Most often it is better to look at a body of work, and I had that fortunate opportunity to see Sean Scully’s 2006 Wall of Light Exhibit at the Metropolitan Museum of Art. What astounded me was the substantiality of his artwork. Not only because each painting was large, which it was, or because these paintings were so bold, which they were, but because each piece felt solid in its attention, intention and execution. There was lots of nuance, lots of variety, tenderness and wit but no timidity, no holding back within the massive rectangles. Not only was each rectangle alive, but also the spaces between rectangles were alive and vibrating with rhythm and personality. These narrow spaces revealed subtle nuance of texture, color and gesture.

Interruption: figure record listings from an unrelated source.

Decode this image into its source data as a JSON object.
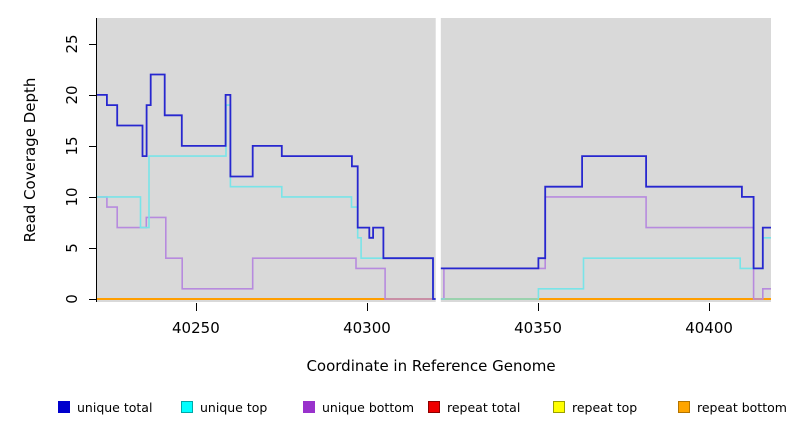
{
  "chart_data": {
    "type": "line",
    "subtype": "step-coverage",
    "title": "",
    "xlabel": "Coordinate in Reference Genome",
    "ylabel": "Read Coverage Depth",
    "x_ticks": [
      40250,
      40300,
      40350,
      40400
    ],
    "y_ticks": [
      0,
      5,
      10,
      15,
      20,
      25
    ],
    "xlim": [
      40221.1,
      40418.1
    ],
    "ylim": [
      -0.5,
      27.5
    ],
    "grid": false,
    "plot_background": "#d9d9d9",
    "gap_band": {
      "x_start": 40320.1,
      "x_end": 40321.6,
      "color": "#ffffff"
    },
    "legend_position": "bottom",
    "series": [
      {
        "name": "unique total",
        "color": "#2727cf",
        "width": 1.8,
        "steps": [
          [
            40221.1,
            20
          ],
          [
            40224,
            19
          ],
          [
            40227,
            17
          ],
          [
            40234.4,
            14
          ],
          [
            40235.6,
            19
          ],
          [
            40236.8,
            22
          ],
          [
            40240.9,
            18
          ],
          [
            40245.9,
            15
          ],
          [
            40258.7,
            20
          ],
          [
            40260.1,
            12
          ],
          [
            40266.6,
            15
          ],
          [
            40275.1,
            14
          ],
          [
            40295.6,
            13
          ],
          [
            40297.3,
            7
          ],
          [
            40300.7,
            6
          ],
          [
            40301.8,
            7
          ],
          [
            40304.8,
            4
          ],
          [
            40319.3,
            0
          ],
          [
            40321.2,
            3
          ],
          [
            40350.1,
            4
          ],
          [
            40352.1,
            11
          ],
          [
            40362.9,
            14
          ],
          [
            40381.6,
            11
          ],
          [
            40409.6,
            10
          ],
          [
            40413,
            3
          ],
          [
            40415.7,
            7
          ]
        ]
      },
      {
        "name": "unique top",
        "color": "#79e4e8",
        "width": 1.6,
        "steps": [
          [
            40221.1,
            10
          ],
          [
            40233.8,
            7
          ],
          [
            40236.3,
            14
          ],
          [
            40258.8,
            19
          ],
          [
            40260.1,
            11
          ],
          [
            40275.1,
            10
          ],
          [
            40295.5,
            9
          ],
          [
            40297.3,
            6
          ],
          [
            40298.3,
            4
          ],
          [
            40319.3,
            0
          ],
          [
            40350.1,
            1
          ],
          [
            40363.3,
            4
          ],
          [
            40409.1,
            3
          ],
          [
            40415.7,
            6
          ]
        ]
      },
      {
        "name": "unique bottom",
        "color": "#b78ade",
        "width": 1.6,
        "steps": [
          [
            40221.1,
            10
          ],
          [
            40224,
            9
          ],
          [
            40227,
            7
          ],
          [
            40235.5,
            8
          ],
          [
            40241.2,
            4
          ],
          [
            40246,
            1
          ],
          [
            40266.6,
            4
          ],
          [
            40296.8,
            3
          ],
          [
            40305.3,
            0
          ],
          [
            40322.5,
            3
          ],
          [
            40352.1,
            10
          ],
          [
            40381.6,
            7
          ],
          [
            40413,
            0
          ],
          [
            40415.7,
            1
          ]
        ]
      },
      {
        "name": "repeat total",
        "color": "#e60000",
        "width": 1.6,
        "steps": [
          [
            40221.1,
            0
          ]
        ]
      },
      {
        "name": "repeat top",
        "color": "#ffff00",
        "width": 1.6,
        "steps": [
          [
            40221.1,
            0
          ]
        ]
      },
      {
        "name": "repeat bottom",
        "color": "#ff9e00",
        "width": 2,
        "steps": [
          [
            40221.1,
            0
          ]
        ]
      }
    ],
    "draw_order": [
      3,
      4,
      5,
      2,
      1,
      0
    ],
    "legend": [
      {
        "label": "unique total",
        "fill": "#0000cd",
        "border": "#0000cd"
      },
      {
        "label": "unique top",
        "fill": "#00ffff",
        "border": "#00a8a8"
      },
      {
        "label": "unique bottom",
        "fill": "#9932cc",
        "border": "#9932cc"
      },
      {
        "label": "repeat total",
        "fill": "#ee0000",
        "border": "#8b0000"
      },
      {
        "label": "repeat top",
        "fill": "#ffff00",
        "border": "#9aa000"
      },
      {
        "label": "repeat bottom",
        "fill": "#ffa500",
        "border": "#b37400"
      }
    ]
  }
}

In all, I felt Mr. Scully’s greatness as if his building and sculpting of each artwork was happening in real time. This is what much of contemporary art misunderstands. Yes the artist wants the viewer to participate (complete the process?) but too often contemporary art gets the viewer to participate in concept only and not in the gut. I was participating with Scully because he gave me a scaffold and showed me his vision and heart. At the same time, I brought my experience, vision and heart to his painting. We met there and I was in awe because I recognized something in me was in him. However, he did not do this intellectually or timidly.

No jpg can aptly describe this living body inside or outside these walls of rectangles, but because Scully is a master, he offers up just enough source to make me want to search every inch of his bold canvas, taking nothing for granted.

After being with Mr. Scully’s artwork, I came away bigger and bolder and more alive than ever before. This is what fine art can do. It can nourish your life.